Cadence Design Systems announced that it has agreed to acquire Tensilica, a leader in dataplane processing IP, for a total consideration of $380 million in cash. Combined, the firms will deliver more optimized IP solutions for mobile wireless, network infrastructure, auto infotainment, and home applications. Tensilica employs some 200 workers who serve more than 200 licensees, including seven of the top 10 semiconductor companies. Since its inception, the company has shipped over 2 billion IP cores. CEO Lip-Bu Tan commented on the deal:
With Tensilica, we will be able to provide designers with a more complete SoC solution that will speed the development of innovative and differentiated products, while reducing time to market. We look forward to working with Tensilica's dedicated employees as one team to bring even more value to our customers.
The company anticipates to finance the deal with cash at hand and an existing credit facility. The purchase price includes a net cash position of $30 million, held by Tensilica, putting the effective price tag down to $350 million.
Tensilica reported full-year revenues of $44 million for the year ended December 2012. As such, the deal values the company at roughly 8.0 times annual revenues. Cadence did point out that revenue growth averaged some 35% over the past two years, and that the company was profitable for the year. As a result, the deal will be slightly dilutive to non-GAAP earnings for fiscal year 2013 due to merger-related costs. The deal is expected to be accretive to full-year 2014 earnings.
Cadence expects to close the deal in the second quarter of its fiscal 2013. The deal is furthermore subject to normal closing conditions, including regulatory approval.
Cadence ended its fiscal year of 2012 with $827.0 million in cash, equivalents, and short-term investments. The company operates with $447.0 million in convertible notes outstanding, for a net cash position of $380 million. Cadence reported full-year revenues of $1.33 billion for 2012, on which the company net earned $439.9 million, or $1.57 per diluted share. Earnings were severely inflated as a result of a negative income tax provision of $251.7 million. Excluding this and other one-time charges, net income came in at $216.7 million.
The market currently values Cadence around $3.9 billion after Tuesday's declines. This values operating assets around $3.5 billion, which values the firm's operating assets around 2.6 times annual revenues and 16-17 times 2012's non-GAAP earnings.
Cadence Design Systems does not pay a dividend at the moment.

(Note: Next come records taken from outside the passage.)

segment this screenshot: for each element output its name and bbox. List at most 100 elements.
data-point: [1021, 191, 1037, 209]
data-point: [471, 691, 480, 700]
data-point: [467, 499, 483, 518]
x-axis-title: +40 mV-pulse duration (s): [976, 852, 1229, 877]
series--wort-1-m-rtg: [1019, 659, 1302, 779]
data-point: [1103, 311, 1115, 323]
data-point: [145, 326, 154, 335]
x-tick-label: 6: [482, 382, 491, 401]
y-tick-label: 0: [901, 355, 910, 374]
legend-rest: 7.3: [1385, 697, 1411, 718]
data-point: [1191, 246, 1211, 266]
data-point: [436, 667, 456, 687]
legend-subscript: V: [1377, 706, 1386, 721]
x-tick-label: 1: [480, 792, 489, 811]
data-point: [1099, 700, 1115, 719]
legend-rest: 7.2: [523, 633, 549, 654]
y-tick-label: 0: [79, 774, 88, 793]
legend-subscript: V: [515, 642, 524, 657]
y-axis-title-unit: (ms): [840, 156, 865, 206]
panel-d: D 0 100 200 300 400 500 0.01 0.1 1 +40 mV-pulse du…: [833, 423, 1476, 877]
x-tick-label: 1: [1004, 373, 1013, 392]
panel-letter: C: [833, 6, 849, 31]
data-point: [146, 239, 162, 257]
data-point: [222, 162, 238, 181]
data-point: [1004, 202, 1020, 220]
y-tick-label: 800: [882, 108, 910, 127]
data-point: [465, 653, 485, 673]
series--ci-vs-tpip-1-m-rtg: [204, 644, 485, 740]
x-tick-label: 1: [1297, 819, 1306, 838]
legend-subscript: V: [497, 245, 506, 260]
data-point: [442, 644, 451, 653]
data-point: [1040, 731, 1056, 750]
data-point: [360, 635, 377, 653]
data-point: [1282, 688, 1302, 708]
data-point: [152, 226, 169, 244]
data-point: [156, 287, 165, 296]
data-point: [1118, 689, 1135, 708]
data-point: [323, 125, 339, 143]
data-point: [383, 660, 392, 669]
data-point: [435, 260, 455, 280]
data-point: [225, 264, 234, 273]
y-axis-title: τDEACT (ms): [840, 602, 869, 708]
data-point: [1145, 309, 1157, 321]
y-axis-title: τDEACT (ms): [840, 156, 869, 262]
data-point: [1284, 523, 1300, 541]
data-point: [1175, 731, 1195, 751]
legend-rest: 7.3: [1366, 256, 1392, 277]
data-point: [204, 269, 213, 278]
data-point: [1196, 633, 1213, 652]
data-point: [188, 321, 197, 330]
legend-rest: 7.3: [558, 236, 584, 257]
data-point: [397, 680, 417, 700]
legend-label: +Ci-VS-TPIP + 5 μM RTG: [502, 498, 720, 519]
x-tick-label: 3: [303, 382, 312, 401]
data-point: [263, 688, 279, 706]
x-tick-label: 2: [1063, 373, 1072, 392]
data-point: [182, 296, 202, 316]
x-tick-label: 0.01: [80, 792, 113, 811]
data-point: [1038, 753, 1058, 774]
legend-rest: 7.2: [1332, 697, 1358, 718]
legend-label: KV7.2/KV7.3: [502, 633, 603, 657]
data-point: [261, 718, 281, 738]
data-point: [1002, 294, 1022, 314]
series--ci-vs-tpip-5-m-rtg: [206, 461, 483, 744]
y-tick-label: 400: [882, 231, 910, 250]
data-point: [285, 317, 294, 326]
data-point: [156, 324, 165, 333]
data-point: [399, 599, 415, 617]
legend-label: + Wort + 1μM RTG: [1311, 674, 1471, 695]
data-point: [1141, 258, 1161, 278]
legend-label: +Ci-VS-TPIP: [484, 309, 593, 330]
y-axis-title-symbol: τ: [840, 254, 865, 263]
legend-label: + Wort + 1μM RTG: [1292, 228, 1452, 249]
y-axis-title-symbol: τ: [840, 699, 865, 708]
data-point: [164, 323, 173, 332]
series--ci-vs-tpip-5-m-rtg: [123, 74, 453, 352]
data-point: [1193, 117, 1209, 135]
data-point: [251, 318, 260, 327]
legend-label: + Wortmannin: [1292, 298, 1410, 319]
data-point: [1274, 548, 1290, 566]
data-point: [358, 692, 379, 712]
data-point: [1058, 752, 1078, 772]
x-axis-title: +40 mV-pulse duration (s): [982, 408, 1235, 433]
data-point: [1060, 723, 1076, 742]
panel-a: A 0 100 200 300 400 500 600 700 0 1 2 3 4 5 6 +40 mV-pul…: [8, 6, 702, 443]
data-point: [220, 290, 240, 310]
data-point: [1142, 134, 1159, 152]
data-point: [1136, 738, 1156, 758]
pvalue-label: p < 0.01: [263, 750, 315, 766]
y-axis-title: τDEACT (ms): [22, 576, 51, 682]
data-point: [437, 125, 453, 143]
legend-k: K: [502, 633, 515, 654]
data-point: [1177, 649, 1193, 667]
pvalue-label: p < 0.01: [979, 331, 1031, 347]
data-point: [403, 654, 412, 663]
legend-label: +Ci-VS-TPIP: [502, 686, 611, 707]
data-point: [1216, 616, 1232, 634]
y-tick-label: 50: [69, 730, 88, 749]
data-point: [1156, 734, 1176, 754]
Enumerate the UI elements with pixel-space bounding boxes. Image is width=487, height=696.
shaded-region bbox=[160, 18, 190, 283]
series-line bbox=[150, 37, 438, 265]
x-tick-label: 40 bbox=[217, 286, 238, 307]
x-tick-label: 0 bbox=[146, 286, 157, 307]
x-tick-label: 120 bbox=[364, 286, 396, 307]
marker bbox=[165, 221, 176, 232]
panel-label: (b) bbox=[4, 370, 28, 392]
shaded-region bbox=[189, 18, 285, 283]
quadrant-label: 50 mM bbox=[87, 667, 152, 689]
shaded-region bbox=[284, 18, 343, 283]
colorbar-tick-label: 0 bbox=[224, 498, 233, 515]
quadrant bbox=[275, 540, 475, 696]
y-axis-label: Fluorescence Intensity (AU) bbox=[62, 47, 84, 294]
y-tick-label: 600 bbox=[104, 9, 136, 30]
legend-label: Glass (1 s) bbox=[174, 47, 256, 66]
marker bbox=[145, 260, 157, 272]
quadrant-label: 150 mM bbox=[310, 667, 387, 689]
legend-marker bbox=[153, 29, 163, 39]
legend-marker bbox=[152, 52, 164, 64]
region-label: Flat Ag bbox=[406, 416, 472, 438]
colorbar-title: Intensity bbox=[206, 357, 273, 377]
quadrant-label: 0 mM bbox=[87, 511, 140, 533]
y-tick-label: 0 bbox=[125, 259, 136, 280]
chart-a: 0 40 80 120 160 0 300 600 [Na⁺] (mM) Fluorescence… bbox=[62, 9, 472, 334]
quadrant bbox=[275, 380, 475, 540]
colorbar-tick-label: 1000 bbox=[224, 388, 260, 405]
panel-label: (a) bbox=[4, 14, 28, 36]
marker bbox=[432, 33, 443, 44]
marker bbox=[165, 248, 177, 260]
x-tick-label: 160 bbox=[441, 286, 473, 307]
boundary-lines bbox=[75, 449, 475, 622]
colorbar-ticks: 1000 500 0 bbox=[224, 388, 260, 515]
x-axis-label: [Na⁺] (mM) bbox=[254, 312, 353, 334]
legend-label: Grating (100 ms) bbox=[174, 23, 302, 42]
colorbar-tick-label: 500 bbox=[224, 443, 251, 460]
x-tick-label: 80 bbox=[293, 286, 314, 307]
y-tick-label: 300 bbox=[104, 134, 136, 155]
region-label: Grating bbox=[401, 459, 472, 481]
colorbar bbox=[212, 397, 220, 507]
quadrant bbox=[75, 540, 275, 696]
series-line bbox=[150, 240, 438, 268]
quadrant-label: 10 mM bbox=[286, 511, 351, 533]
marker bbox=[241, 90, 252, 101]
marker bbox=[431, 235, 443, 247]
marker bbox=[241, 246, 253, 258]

Some Historical Perspective
Shares of the company have been suffering for a long time, with the exception of the last years. Shares peaked around all time highs of $37 back in 1998, and have traded in a wide trading range between $10 and $30 for the next decade. Shares hit lows of $3 during the 2008-09 recession, but have gradually made up some of its lost ground, currently exchanging hands around $14 per share.
Between 2009 and 2012, the company has aggressively grown its revenues again, as 2009's performance was severely impacted by the recession. Revenues grew a cumulative 55% over those years to $1.33 billion, while the company returned to profitability in the last three years. At the same time, convertible offerings resulted in a 10% dilution of the shareholder base over the period.
Cadence stresses that the deal with Tensilica is one of a strategic nature. The purchase price, at 8.0 times annual revenues, represents a massive premium compared to Cadence's own valuation at roughly 2.6 times annual revenues. Given that Cadence is willing to spend up to 10% of its market capitalization, it is understandable that investors of Cadence are cautious. A 5% decline in the share price suggests investors think the company is overpaying for Tensilica.
Yet CEO Tan stresses that the combination will accelerate IP development and integration, while providing more extensive support network covering IP and tools. The deal would also lead to shorter time-to-market lead times and an optimized power performance. As a result of the deal, the full-year revenue guidance of $1.405-$1.445 billion for 2013 will translate into a guidance of roughly $1.45-$1.50 billion. The guidance for GAAP earnings between $0.58-$0.68 per share and non-GAAP earnings between $0.82 and $0.92 per share for 2013 will become a little too optimistic.
Overall, shareholders have their concerns, but have already disapproved the deal by sending shares lower on Tuesday. The deal will most likely have long-term benefits. However, at the current valuation of 2.4 times 2013's full-year revenues and roughly 20 times annual earnings, there are few reasons to pick up shares with a convincing argument.